Chabeuil, le 6 novembre 2012. Cette année, j’ai attendu quelques jours pour acheter les chrysanthèmes destinées à fleurir la tombe de mon père, au cimetière du village. J’avais bien remarqué, l’an dernier, que notre coopérative agricole proposait, dès le 3 novembre, des chrysanthèmes en solde, à moitié prix. L’occasion était trop belle : j’ai donc choisi un petit pot très coquet, réglé 3E95 au lieu des 7E90 qu’il m’eût fallu débourser il y a peu.

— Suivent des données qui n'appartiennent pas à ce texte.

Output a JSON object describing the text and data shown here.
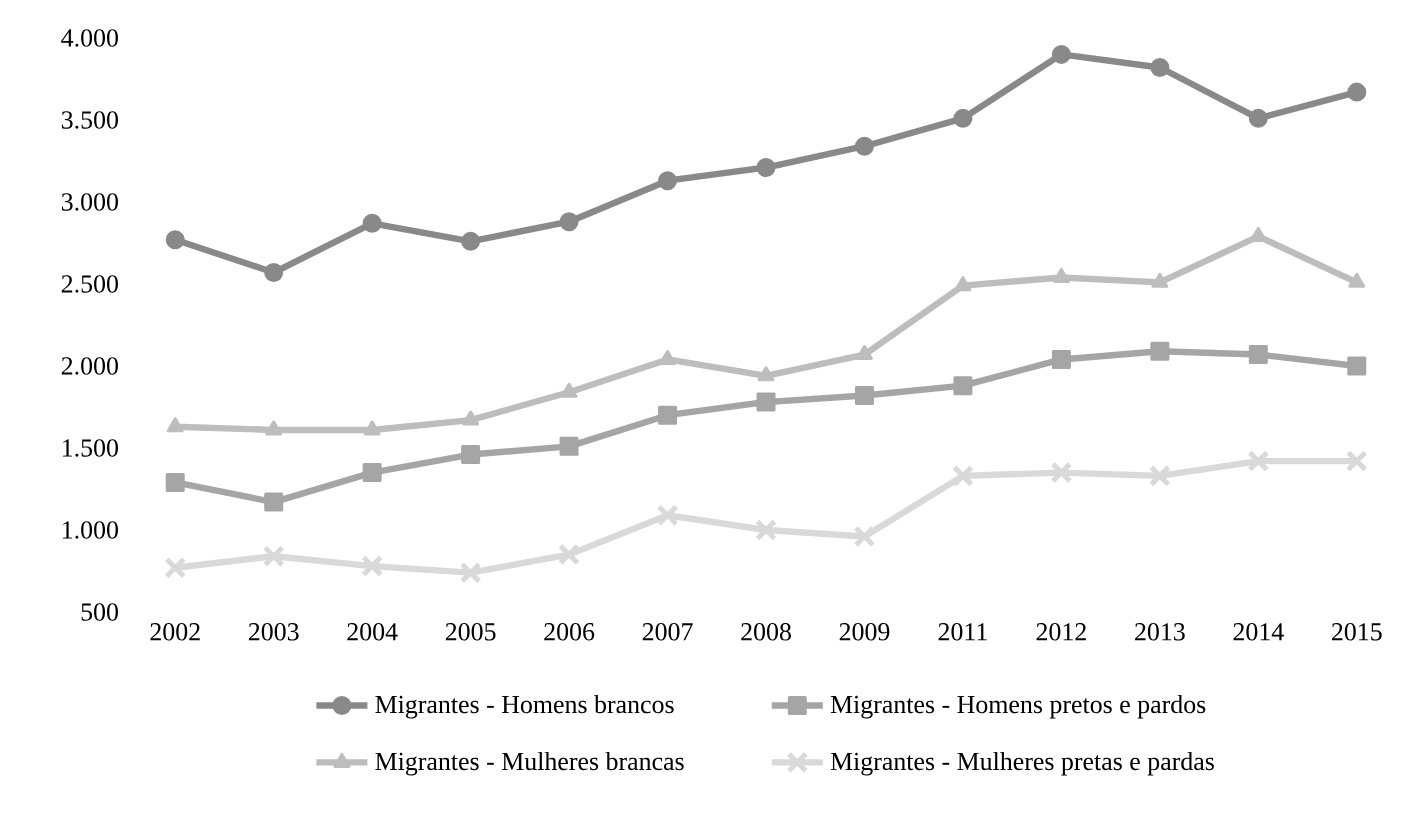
{
  "chart_data": {
    "type": "line",
    "categories": [
      "2002",
      "2003",
      "2004",
      "2005",
      "2006",
      "2007",
      "2008",
      "2009",
      "2011",
      "2012",
      "2013",
      "2014",
      "2015"
    ],
    "series": [
      {
        "name": "Migrantes - Homens brancos",
        "color": "#898989",
        "marker": "circle",
        "values": [
          2770,
          2570,
          2870,
          2760,
          2880,
          3130,
          3210,
          3340,
          3510,
          3900,
          3820,
          3510,
          3670
        ]
      },
      {
        "name": "Migrantes - Homens pretos e pardos",
        "color": "#a5a5a5",
        "marker": "square",
        "values": [
          1290,
          1170,
          1350,
          1460,
          1510,
          1700,
          1780,
          1820,
          1880,
          2040,
          2090,
          2070,
          2000
        ]
      },
      {
        "name": "Migrantes - Mulheres brancas",
        "color": "#bdbdbd",
        "marker": "triangle",
        "values": [
          1630,
          1610,
          1610,
          1670,
          1840,
          2040,
          1940,
          2070,
          2490,
          2540,
          2510,
          2790,
          2510
        ]
      },
      {
        "name": "Migrantes - Mulheres pretas e pardas",
        "color": "#d9d9d9",
        "marker": "cross",
        "values": [
          770,
          840,
          780,
          740,
          850,
          1090,
          1000,
          960,
          1330,
          1350,
          1330,
          1420,
          1420
        ]
      }
    ],
    "ylim": [
      500,
      4000
    ],
    "yticks": [
      {
        "value": 500,
        "label": "500"
      },
      {
        "value": 1000,
        "label": "1.000"
      },
      {
        "value": 1500,
        "label": "1.500"
      },
      {
        "value": 2000,
        "label": "2.000"
      },
      {
        "value": 2500,
        "label": "2.500"
      },
      {
        "value": 3000,
        "label": "3.000"
      },
      {
        "value": 3500,
        "label": "3.500"
      },
      {
        "value": 4000,
        "label": "4.000"
      }
    ],
    "legend": "bottom",
    "line_style": "solid"
  }
}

Mon père état avare, voilà l’affaire.
J’ai donc voulu l’amuser, lui faire plaisir, le réjouir par cette disposition marchande et lui montrer que son sens de l’économie pouvait astucieusement s’appliquer à cette sorte de détails mortuaires où les familles se ruinent d’ordinaire. Et je suis sûr qu’il pense que j’ai bien fait : dans son petit paradis (étriqué comme il faut pour qu’il y soit mieux à son aise) il juge mal les rituelles dépenses florales qui débordent [mon père ne débordait pas, pas le genre…] sur les tombes de ses voisins. Et au passage, je lui fais croire à bon compte, n’est-ce pas, que notre famille est fidèle à son héritage de parcimonie, alors que c’est tout le contraire, que l’argent nous file, à tous les siens, entre les mains.

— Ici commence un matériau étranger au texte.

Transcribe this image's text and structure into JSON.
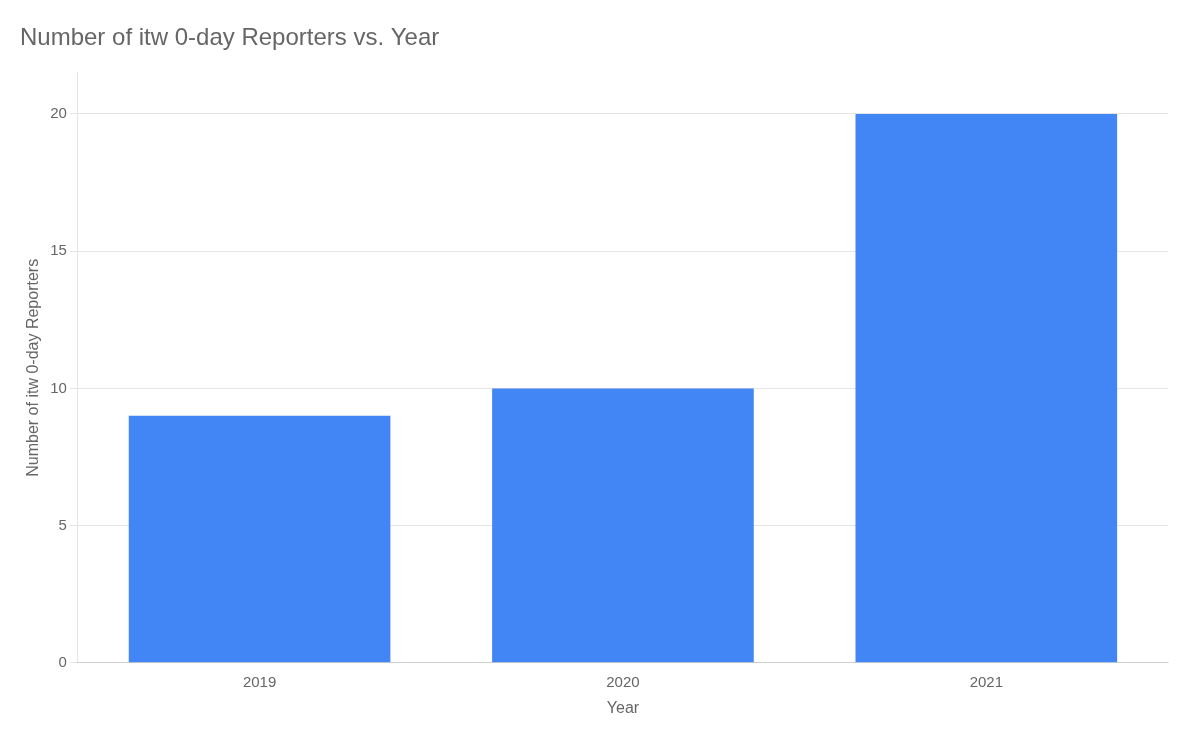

Alors il rigole, mon vieux père, je le sais, je l’entends : ce genre de ruse commerçante et calculatrice l’excitait et la mort ne l’a pas arrêté : il rigole en silence, en secouant les épaules et à la fin il pleure de rire et me dit : ‘…alors toi alors…toi alors…t’es un drôle de zig. [Zig était un mot à lui, à quoi il donnait le sens de ‘petit malin’. Les petits malins avaient en effet toujours sa faveur.] Remarque, à bien y réfléchir, t’as bien fait, t’es un bon fils [mon père me disait ce genre de choses, t’es un bon fils, sérieusement…] et j’ai bien compris que tu fais ça pour me faire plaisir ; tu me connais, c’est très gentil cette petite attention, finalement. Et puis hein, là où je suis, dans mon petit paradis (ma petite retraite), je peux bien attendre deux jours, pas vrai ? ‘ Et comme mon père est resté un homme de tradition, nettement rétrograde (sans être réactionnaire) et très facilement (même/surtout mort) versé dans des habitudes qui le rassurent, mon père ajoute, au moment où je quitte le cimetière : ‘merci, Claude, tu es gentil, et pour l’année prochaine, fiston, fais la même chose…elles sont très jolies, tes fleurs à moitié prix…ça va m’amuser toute l’année…)(‘d’accord, mon vieux, d’accord…mais n’en fais pas trop…’)
Nota : j’étais pas le seul, ce matin à la coopé, à profiter des chrysanthèmes soldées : une cliente longue et mince, de noir vêtue, en a chargé trois pots considérables dans sa petite voiture.